Напомним, что книга стала поводом для конкурса молодых авторов «27 сентября 2050 года», на который пришли тексты «Час эксперта» и «Москварий».
И рассказ Александра Мельникова, и рассказ Д. Густо получили на конкурсе вторые призы в текстовой номинации.
Час эксперта
Вырвано из сентября 2050
— К нашему занятию я просила написать небольшой текст на тему «Как я представляю общество через тридцать лет». Спасибо всем откликнувшимся, пометки об активности уже в портфолио, персональные отзывы на работы — в личных почтах. Сейчас же я хотела бы выделить несколько общих соображений.
На экранах старшеклассников полный скрипт преподавательской речи дополнился графиками и схемами, успевшими надоесть многим еще полвека назад.
— Вероятно, — продолжила педагог, — вы уже готовы предсказать ход моих мыслей. Простая визуализация роста населения, урбанизации, средней продолжительности жизни, числа патентов и прочих данных давно использовалась для иллюстрации экспоненциональности развития общества, в некоторых теориях и вовсе переходящей в сингулярность. Очевидно, что тридцать лет — это незначительный срок, когда речь идет о первобытном обществе, нечто более серьезное, если мы сравниваем 1450 год с 1480-м, и совсем уж принципиальное, если сравнивать 1980-е с 2010-ми. А теперь мы хотим сравнить 2050-е с 2080-ми — так, как будто у нас есть шансы на успех. Понимаете?
Ученики солидно молчали: вероятно, ждали, когда учительница покончит с трюизмами.
— Почти все ваши сочинения так или иначе включали эти скептические интуиции, смех над собственными попытками спрогнозировать будущее. Но, — в ее голосе мелькнули веселые нотки, — при этом вы все равно писали текст, как если бы способностью прогнозирования обладали. Я ничего не говорила про формальные требования — и все же почти все попытались написать аналитический текст с презентабельной аргументацией. И я задаюсь вопросом: почему вы полагаете (если вы так полагаете), что подобный способ прогнозирования в вашем случае обладает оптимальной эффективностью по сравнению, к примеру, с безумными догадками?..
Я поднял брови, чувствуя, что в этот раз отчет будет не совсем обычным.
— Если бы для простоты мы взяли численность населения за меру сложности системы, — вещала педагог, — то на ближайшие 30 лет прогноз прироста примерно соответствовал бы разнице населения между 1350 и 1980 годами. Мог бы средневековый прогнозист что-то сказать про состояние Земли к началу советской перестройки? Наверное, да… если только он был Нострадамусом, даже не пытавшимся снабдить свои пророчества аргументами.

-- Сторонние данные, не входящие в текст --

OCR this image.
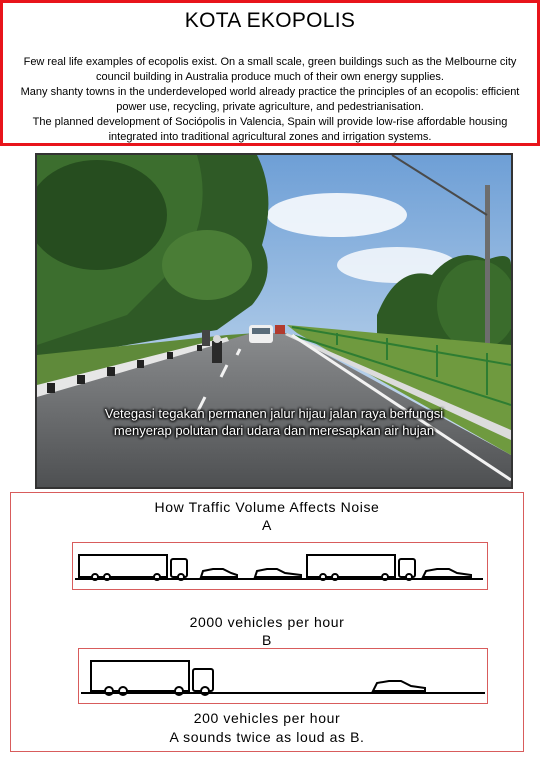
KOTA EKOPOLIS

Few real life examples of ecopolis exist. On a small scale, green buildings such as the Melbourne city council building in Australia produce much of their own energy supplies.

Many shanty towns in the underdeveloped world already practice the principles of an ecopolis: efficient power use, recycling, private agriculture, and pedestrianisation.

The planned development of Sociópolis in Valencia, Spain will provide low-rise affordable housing integrated into traditional agricultural zones and irrigation systems.

Vetegasi tegakan permanen jalur hijau jalan raya berfungsi

menyerap polutan dari udara dan meresapkan air hujan

How Traffic Volume Affects Noise

A

2000 vehicles per hour

B

200 vehicles per hour

A sounds twice as loud as B.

«Нерелева…» — начал писать я в заметки к отчету, но педагог уже продолжала:
— Это, конечно, нерелевантная параллель: рост населения не является ультимативным фактором. Но у нас нет ясных указаний, как делать поправку на ускоряющееся развитие мира и с чем именно соизмерять по сложности прогресса ближайшие тридцать лет. Мой вопрос в том, как выглядит успешный прогнозист. Как, к примеру, отнеслись бы к человеку, заявившему в 1990 году, что все занятия в университетах и школах через тридцать лет будут осуществляться через интернет-соединение? Смог бы он тогда обосновать этот тезис, вывести его из имеющихся фактов? Или же, подобно Адаму из известного довода Юма, не имел бы даже шанса превентивно вывести, как именно он захлебнется в пучине будущих технологий? Тема наших занятий — реконструкция успешного прогнозиста. Как делал он свои предсказания и как чаще всего относились к ним в момент высказывания? Как к солидным и обоснованным прогнозам? Как к откровениям, являющимся исключительно предметом нерационализируемой веры? Или же как к дерзкому бреду?

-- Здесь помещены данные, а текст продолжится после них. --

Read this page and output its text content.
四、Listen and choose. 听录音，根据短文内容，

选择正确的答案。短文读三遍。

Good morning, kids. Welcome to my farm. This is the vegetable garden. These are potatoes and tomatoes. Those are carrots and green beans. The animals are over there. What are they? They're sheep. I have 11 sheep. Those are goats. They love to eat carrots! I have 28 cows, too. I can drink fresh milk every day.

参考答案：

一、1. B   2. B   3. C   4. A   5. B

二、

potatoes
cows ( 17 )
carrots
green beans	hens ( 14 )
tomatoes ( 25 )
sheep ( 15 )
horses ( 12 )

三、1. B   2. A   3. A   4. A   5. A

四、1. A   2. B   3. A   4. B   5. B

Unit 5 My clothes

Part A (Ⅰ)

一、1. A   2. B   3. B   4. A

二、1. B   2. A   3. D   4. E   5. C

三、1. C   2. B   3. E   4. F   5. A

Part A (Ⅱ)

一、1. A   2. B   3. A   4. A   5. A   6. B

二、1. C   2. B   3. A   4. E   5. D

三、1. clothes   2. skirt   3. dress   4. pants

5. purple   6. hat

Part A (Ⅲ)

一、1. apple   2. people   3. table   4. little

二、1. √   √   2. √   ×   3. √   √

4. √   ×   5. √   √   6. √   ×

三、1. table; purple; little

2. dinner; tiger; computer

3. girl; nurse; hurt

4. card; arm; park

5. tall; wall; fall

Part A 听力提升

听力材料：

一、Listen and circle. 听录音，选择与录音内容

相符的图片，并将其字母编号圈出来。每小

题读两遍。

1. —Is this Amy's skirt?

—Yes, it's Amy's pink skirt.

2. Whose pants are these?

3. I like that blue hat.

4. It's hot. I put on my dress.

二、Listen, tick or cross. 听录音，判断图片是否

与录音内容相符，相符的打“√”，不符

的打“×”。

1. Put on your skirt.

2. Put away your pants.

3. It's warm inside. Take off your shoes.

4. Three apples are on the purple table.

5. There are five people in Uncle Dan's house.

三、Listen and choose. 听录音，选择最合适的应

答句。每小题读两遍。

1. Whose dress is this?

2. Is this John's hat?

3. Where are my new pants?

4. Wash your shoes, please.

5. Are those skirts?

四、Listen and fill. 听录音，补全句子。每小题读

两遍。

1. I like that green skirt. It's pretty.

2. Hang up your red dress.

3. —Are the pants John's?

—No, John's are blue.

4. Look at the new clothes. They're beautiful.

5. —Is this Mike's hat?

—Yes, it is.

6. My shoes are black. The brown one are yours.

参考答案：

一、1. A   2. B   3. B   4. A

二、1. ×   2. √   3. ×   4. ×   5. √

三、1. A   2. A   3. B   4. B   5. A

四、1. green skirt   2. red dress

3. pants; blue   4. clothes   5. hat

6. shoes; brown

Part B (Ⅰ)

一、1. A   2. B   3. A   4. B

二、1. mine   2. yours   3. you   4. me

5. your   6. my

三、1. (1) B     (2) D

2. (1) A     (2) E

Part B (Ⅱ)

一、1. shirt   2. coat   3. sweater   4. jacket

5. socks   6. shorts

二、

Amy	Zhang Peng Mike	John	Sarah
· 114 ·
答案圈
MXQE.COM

— Мне кажется, это вопрос о том, изменяется ли общество быстрее или медленнее наших средних ожиданий, — написала в мессенджере одна из учениц. — Если быстрее, то точные прогнозы будут казаться именно дерзким бредом в момент высказывания.
— Интересная формулировка, — датчики на экране педагога довольно запиликали зеленым, — но хорошо бы понять, что такое средние ожидания и как измерять развитие общества. В одном из ваших эссе было яркое заявление, что общество развивается и быстро, и медленно одновременно. Вот почему так интересна история научной фантастики. С самого зарождения жанра фантасты одновременно провидели будущее, недооценивали и переоценивали его. И один из вопросов для нашей встречи — сопоставимы ли прогностические успехи их фантазий с аналитическими достижениями футурологов?

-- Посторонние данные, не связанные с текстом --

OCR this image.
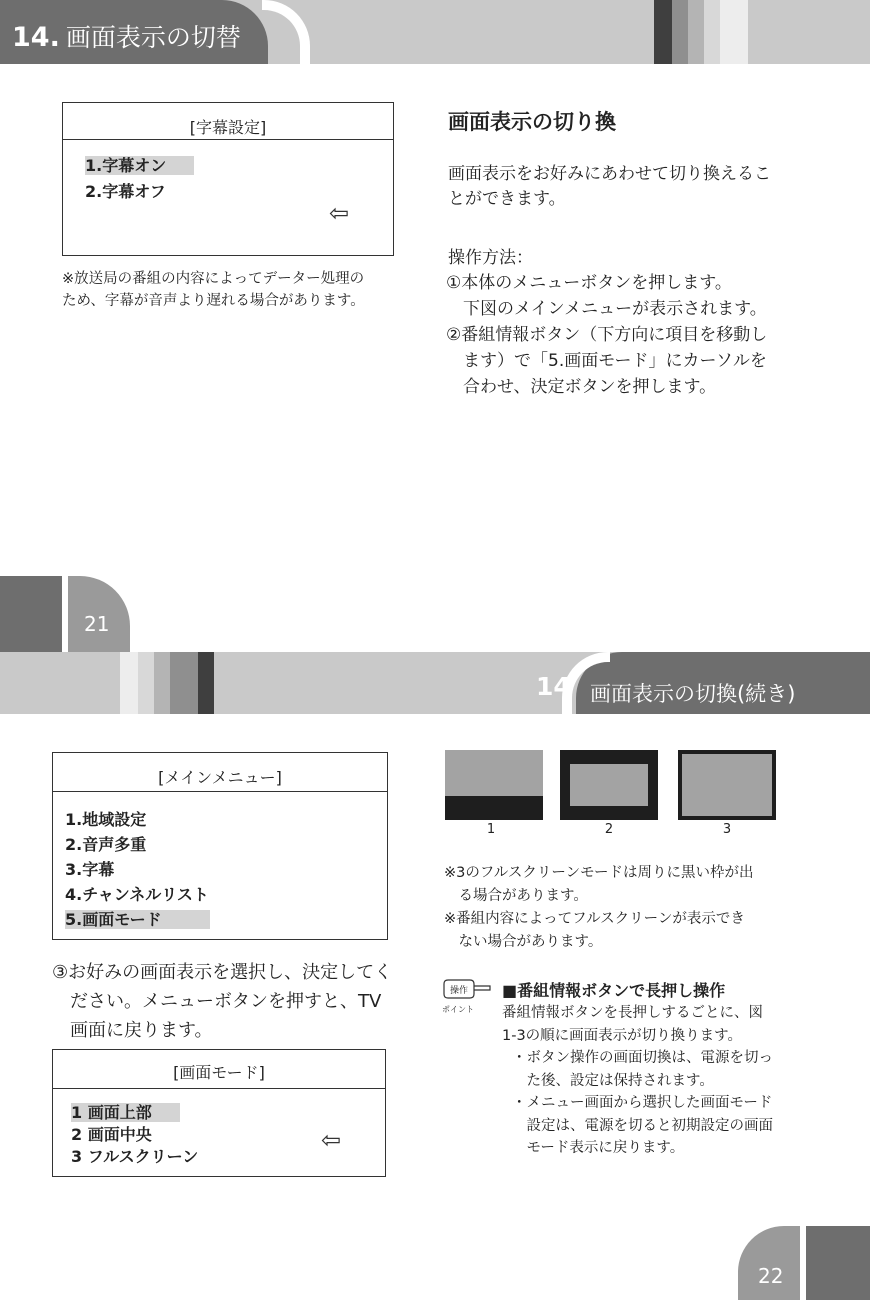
14. 画面表示の切替
[字幕設定]
1.字幕オン
2.字幕オフ
⇦
※放送局の番組の内容によってデーター処理の
ため、字幕が音声より遅れる場合があります。
画面表示の切り換
画面表示をお好みにあわせて切り換えるこ
とができます。
操作方法：
①本体のメニューボタンを押します。
　下図のメインメニューが表示されます。
②番組情報ボタン（下方向に項目を移動し
　ます）で「5.画面モード」にカーソルを
　合わせ、決定ボタンを押します。
21
14 画面表示の切換(続き)
[メインメニュー]
1.地域設定
2.音声多重
3.字幕
4.チャンネルリスト
5.画面モード
③お好みの画面表示を選択し、決定してく
　ださい。メニューボタンを押すと、TV
　画面に戻ります。
[画面モード]
1 画面上部
2 画面中央
3 フルスクリーン
⇦
1	2	3
※3のフルスクリーンモードは周りに黒い枠が出
　る場合があります。
※番組内容によってフルスクリーンが表示でき
　ない場合があります。
操作
ポイント
■番組情報ボタンで長押し操作
番組情報ボタンを長押しするごとに、図
1-3の順に画面表示が切り換ります。
・ボタン操作の画面切換は、電源を切っ
　た後、設定は保持されます。
・メニュー画面から選択した画面モード
　設定は、電源を切ると初期設定の画面
　モード表示に戻ります。
22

— Ох, я так и знал! — подал голос еще один парень. — Компания Nemo в своем духе. Пригласи их робота вести любую гуманитарную дисциплину, и она тут же превратится в урок литературы!
— Скептическое замечание засчитано, — снова позеленела робот, занося пометки класса «критическое мышление» в портфолио парня. — Но на семинаре по обществознанию никто не обяжет вас читать художественные тексты. Как я уже сказала, сейчас мы будем изучать историю успешных предсказаний, а именно — сравнивать прогностические успехи фантастов и футурологов. Я подготовила на будущий месяц свыше 15 тысяч художественных и аналитических текстов, прогнозировавших те или иные события и явления до 2049 года включительно. Наша задача — изучить как можно больше их прогнозов на точность, методы и реакцию современников. На общую почту выслан мультикритериальный органайзер для хранения обработанных данных. Подключайте ваши устройства и разбирайте книги из базы.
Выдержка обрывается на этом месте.